5 Keys to Overcome the Six-Year Crisis
Our children’s lives are full of adjustments and maladjustments practically from birth. The six-year crisis is one of the crises that they’ll have to overcome as they develop.
Childhood is full of insecurities, imbalances, advances, setbacks, etc. But why? Because children have to grow and, on that path, they’ll experience ups and downs. Also, they’ll discover their limits and all of their possibilities. It’s a stage of exploration and, like any process, they’ll learn by making mistakes.
Throughout childhood, children start to build their personalities. They begin this process around the age of six and it continues into their teen years. These crises are necessary for your child to establish who they are. Do you want to know how you can help your child overcome the six-year crisis? Keep reading.
Why do children go through the six-year crisis?
From birth, a child’s brain doesn’t stop developing. As it grows, their thinking and action capacities increase, and at a very rapid rate.
In this stage, given their need to be autonomous and independent, they’ll reject rules and limits that you’ve established in the home. During this period, they’ll have a much broader vocabulary and, because of that, they’ll leave the temper tantrums and uncontrollable crying behind. Instead, they’ll start to use swear words and insults to express their anger and frustration.

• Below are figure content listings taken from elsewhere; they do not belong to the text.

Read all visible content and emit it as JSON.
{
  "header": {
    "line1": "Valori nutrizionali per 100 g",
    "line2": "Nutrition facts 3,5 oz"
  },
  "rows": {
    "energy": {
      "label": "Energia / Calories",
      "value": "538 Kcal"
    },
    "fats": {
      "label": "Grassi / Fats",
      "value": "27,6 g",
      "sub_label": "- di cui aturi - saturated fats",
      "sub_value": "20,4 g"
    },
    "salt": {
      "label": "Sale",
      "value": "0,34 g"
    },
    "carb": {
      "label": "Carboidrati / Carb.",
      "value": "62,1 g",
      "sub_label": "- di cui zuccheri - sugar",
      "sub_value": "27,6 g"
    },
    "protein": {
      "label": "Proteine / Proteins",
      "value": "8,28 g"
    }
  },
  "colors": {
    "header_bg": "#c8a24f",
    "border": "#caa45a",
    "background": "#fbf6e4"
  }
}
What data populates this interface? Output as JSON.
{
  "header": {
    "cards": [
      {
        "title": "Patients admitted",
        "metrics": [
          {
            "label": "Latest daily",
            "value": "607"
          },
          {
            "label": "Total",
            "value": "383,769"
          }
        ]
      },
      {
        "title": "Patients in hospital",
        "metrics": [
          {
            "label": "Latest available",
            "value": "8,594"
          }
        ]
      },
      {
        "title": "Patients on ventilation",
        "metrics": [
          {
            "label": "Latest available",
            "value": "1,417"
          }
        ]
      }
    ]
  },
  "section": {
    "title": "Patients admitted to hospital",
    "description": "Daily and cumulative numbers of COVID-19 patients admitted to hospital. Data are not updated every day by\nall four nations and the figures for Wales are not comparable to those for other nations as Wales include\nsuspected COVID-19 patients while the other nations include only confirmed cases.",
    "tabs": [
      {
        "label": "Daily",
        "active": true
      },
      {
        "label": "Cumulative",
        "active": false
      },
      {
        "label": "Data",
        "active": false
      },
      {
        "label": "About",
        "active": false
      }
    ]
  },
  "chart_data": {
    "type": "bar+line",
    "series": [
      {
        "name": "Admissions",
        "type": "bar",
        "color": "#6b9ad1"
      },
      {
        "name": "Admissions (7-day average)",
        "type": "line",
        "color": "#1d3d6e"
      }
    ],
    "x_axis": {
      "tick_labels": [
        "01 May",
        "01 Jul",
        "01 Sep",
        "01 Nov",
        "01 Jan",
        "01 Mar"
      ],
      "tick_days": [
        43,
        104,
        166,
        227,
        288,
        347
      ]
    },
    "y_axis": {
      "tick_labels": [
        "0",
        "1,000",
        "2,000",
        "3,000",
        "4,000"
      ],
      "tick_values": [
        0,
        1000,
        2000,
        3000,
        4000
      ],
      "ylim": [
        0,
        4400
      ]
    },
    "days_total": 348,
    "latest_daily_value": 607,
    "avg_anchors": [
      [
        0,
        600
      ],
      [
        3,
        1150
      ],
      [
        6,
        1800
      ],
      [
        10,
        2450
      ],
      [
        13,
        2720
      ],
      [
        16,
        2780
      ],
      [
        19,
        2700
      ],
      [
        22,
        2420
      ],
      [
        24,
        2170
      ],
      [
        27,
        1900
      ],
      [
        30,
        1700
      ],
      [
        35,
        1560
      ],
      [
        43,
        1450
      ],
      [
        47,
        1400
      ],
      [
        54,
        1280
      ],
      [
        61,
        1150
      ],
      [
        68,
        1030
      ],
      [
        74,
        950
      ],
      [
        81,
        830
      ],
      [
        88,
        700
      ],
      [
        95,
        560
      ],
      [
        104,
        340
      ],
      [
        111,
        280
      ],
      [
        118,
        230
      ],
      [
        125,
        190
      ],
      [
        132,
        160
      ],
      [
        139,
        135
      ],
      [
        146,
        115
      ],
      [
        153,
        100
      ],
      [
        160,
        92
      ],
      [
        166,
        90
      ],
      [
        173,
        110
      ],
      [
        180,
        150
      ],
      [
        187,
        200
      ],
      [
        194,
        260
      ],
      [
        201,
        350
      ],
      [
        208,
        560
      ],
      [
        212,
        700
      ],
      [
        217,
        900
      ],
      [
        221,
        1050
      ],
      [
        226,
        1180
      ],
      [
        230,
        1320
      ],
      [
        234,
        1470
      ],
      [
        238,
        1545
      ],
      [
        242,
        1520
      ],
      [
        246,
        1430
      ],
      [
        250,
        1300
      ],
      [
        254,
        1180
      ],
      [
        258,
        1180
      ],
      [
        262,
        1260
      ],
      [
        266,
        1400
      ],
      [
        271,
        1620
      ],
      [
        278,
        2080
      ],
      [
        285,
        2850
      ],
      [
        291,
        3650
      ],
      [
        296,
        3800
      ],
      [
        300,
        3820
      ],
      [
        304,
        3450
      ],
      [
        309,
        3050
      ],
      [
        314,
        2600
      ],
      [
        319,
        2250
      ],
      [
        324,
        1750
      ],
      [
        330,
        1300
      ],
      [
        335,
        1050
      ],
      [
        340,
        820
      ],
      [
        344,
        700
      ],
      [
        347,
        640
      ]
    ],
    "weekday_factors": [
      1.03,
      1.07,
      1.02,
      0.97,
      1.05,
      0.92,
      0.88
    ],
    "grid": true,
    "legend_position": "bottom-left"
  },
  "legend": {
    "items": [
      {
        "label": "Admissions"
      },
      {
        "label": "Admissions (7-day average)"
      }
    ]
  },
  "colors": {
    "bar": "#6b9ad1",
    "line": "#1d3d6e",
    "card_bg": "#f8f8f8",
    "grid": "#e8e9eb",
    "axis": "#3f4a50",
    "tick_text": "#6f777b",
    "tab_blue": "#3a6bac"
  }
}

At this age, children are very sensitive and they show their feelings more. It’s normal to see them jump for joy and then, minutes later, become very angry with the world for no reason. Therefore, we have to be careful of how sensitive they are at this stage. We should watch what we say to them, both flattery and punishment, because they can get hurt very easily.
Children’s behavior during the six-year crisis
- They make excuses.
- They’re moody for no reason.
- Emotionally unstable. They’ll laugh and then get angry.
- They’re often serious and thoughtful.
- They’re stubborn, rebellious and sometimes domineering.
- Constantly complaining about how unfair life is and that nobody loves them.
- They’ll resist rules and authority.
- Their attitudes will become very difficult.
- They become more active and more dynamic.
- Difficulty making decisions.
- They don’t stop to think about the consequences of their actions; they’re not very thoughtful.
These behaviors are totally normal at this stage. A six-year-old’s brain is very immature and is still developing. Their emotional and cognitive abilities are constantly growing.
Keys to overcoming the six-year crisis
During the six-year crisis, parents have to let their child be more autonomous. However, they also need to establish clear limits and rules to help them coexist.
Keep calm
It’s important to stay calm when your child suffers from an emotional outburst. You have to understand that it’s part of their development and that they need to observe others to learn how to manage their emotions.
Adapt the rules and limits to your child’s age
Children are constantly growing and, therefore, won’t benefit from the techniques we used with them previously. They already know how to do things by themselves and, therefore, they need new rules and limits adapted to their age.
Be consistent with your consequences
If your child breaks the rules, you have to be consistent with your consequences for their actions.
Work on their habits and routines
It’s essential to work on their habits, since they’re starting to go to school. At this age, they have school obligations that they have to take care of. It may be difficult at first, but establishing these routines will make you feel better.
Educate your child about their emotions, listen to them and empathize with them
Talk to your child and let them know how important they are to you. Listen to them when they have something to tell you. Give them all your attention. Also, when they’re frustrated, sit down with them because that’s when they need you the most. Help them understand their emotions when they feel them and put yourself in their shoes. Then, from there, everything will be much easier.
The six-year crisis, like all crises that will arise during your child’s life, is key to their development. They have to build their personality and there will be some ups and downs in the process.
If you want to help your child in the best way possible, put these keys into practice. They can really help in the moment. Also, be sure to stay calm and to create a good atmosphere at home.